Первое время я выводил пса без поводка – это позже он начнёт, вдруг забывшись, будто лунатик, уходить от меня невесть куда, совершенно не слыша моего голоса. И знающие люди посоветуют никогда не спускать его с ремня – убежит, лайка есть лайка. Да если и вернётся, так весь в грязи, а то и всласть покатавшись почему-то на человеческом дерьме (став похожим на тряпичную почтовую посылку с сургучной печатью сбоку!), – как нам рассказали, инстинкт заставляет прикрываться чужим запахом, чтобы медведь или иной зверь не учуял собачьего духа. Надо же, такие сложности запрограммированы в кудлатой головёнке! А нам, ругаясь, мыть да отмывать его.

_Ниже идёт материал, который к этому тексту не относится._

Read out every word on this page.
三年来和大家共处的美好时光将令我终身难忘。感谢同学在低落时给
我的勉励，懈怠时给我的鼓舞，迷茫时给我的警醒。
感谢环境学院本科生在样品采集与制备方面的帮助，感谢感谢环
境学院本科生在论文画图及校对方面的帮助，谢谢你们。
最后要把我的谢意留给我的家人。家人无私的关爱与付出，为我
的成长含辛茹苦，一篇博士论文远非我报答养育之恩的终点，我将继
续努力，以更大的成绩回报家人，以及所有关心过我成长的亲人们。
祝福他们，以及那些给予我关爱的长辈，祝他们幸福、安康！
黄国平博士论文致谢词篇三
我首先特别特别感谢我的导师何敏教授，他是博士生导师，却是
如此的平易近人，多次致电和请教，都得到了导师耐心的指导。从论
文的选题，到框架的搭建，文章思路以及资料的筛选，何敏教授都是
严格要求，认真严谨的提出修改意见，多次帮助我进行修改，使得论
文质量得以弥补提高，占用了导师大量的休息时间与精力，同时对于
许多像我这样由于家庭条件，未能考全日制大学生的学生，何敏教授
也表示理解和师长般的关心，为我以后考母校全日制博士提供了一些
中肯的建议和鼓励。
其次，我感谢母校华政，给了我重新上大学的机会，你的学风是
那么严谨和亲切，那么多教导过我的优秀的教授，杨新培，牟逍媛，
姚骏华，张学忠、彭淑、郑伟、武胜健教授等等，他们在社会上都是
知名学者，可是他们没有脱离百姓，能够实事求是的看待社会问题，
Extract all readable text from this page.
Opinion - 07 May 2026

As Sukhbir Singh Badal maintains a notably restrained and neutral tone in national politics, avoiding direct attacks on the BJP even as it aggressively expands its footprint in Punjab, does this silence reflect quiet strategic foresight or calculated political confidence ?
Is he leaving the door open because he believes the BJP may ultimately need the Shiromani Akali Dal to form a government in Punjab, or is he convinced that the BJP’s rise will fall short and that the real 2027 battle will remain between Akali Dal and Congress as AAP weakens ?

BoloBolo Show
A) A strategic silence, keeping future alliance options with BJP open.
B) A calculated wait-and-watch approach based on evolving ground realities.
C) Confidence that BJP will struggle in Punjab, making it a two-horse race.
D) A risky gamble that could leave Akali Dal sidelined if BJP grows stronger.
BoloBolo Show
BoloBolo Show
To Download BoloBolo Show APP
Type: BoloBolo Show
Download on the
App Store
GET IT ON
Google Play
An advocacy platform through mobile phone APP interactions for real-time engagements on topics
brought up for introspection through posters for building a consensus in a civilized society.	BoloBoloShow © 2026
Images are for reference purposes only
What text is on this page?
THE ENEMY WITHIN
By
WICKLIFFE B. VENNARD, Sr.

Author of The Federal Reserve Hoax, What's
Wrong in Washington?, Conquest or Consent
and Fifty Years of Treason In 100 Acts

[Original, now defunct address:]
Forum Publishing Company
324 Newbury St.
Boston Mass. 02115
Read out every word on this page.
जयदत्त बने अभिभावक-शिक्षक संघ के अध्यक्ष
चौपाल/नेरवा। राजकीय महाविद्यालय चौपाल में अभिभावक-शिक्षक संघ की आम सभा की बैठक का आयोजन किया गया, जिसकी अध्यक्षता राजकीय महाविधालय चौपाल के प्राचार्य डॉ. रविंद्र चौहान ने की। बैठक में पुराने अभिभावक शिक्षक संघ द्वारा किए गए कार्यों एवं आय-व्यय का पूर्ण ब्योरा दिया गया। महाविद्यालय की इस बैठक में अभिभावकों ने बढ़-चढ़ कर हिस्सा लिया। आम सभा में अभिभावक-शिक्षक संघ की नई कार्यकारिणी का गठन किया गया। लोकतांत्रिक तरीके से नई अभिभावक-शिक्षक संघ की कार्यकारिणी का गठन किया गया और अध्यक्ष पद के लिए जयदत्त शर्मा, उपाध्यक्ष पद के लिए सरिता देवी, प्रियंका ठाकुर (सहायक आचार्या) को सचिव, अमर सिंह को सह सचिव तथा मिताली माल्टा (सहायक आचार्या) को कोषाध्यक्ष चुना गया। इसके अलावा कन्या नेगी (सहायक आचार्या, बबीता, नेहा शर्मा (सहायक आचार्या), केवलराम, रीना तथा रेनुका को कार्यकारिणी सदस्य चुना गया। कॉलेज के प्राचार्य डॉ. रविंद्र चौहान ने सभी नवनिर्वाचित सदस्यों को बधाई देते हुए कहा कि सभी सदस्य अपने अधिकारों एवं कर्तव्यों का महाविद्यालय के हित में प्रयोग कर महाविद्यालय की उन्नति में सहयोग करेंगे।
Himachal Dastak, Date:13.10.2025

Иногда в гости заглядывал мой друг Владимир Николаевич, подаривший Тихона. Посмотрев, как тот, прыгая вокруг, пронзительно облаивает его, человек из деревни усмехался в усы:

– Уже не узнаёшь? Привет от братца. Анчар-то на холоде, во дворе, а ты, значит, барчонком тут зимуешь?.. – и привычно-бесстрашно совал щенку в пасть руку, и тот замолкал, мягко зажав пальцы, как перчатку.

И вот месяца через три новой жизни щенка мы собрались в гости, туда, в таёжную деревню Имени Двенадцати Борцов, где наш безымянный некогда пёсик прожил первые дни своей жизни.

Мороз раскалился под тридцать. Огород был в высоких сугробах, заползавших в бок друг дружке, вроде сивых медведей. Вдоль двора высились берёзовые поленницы, от забора к забору бегала рослая и одновременно юркая, голенастая, как танцорка, Джуна – мать Тишки. И болтался у наших ног брательник Тишки – нервный, маленький (ростом пониже, и шёрстка гладкая, не то что у нашего – винтами, как дым), чёрный Анчар.

На гостя в красивом ошейнике они смотрели без особого интереса. Но когда Владимир Николаевич вынес в двух судках горячую похлёбку – маме и двум братишкам вместе – местный братик так тявкнул, что мой Тишка отлетел в сторону. Ему тут ничего не светило. И мать, конечно, не позвала бедного сыночка.

Ночью Джуна и братик привычно сунулись спать за сетку, в свои конуры. А куда же делся мой щенок? Ах, вон он где! Потерянно стоит на снегу возле мусорной кучи и досок и трясётся. Он же отвык от холода. Раньше знать не знал никакого холода – спал-то, прижимаясь к матери. А теперь один как перст.

– Иди ко мне! – позвал я его. Тишка меня словно не слышал.

Съёжившись, он сел на выброшенный ветхий валенок. Мы, новые его хозяева, сладостно проводили время у горящего камина, пили кедровую настойку вместе с прежним его хозяином, который говорил громко и весело, и пёсик издалека, со двора, его слышал и, наверное, смутно вспоминал.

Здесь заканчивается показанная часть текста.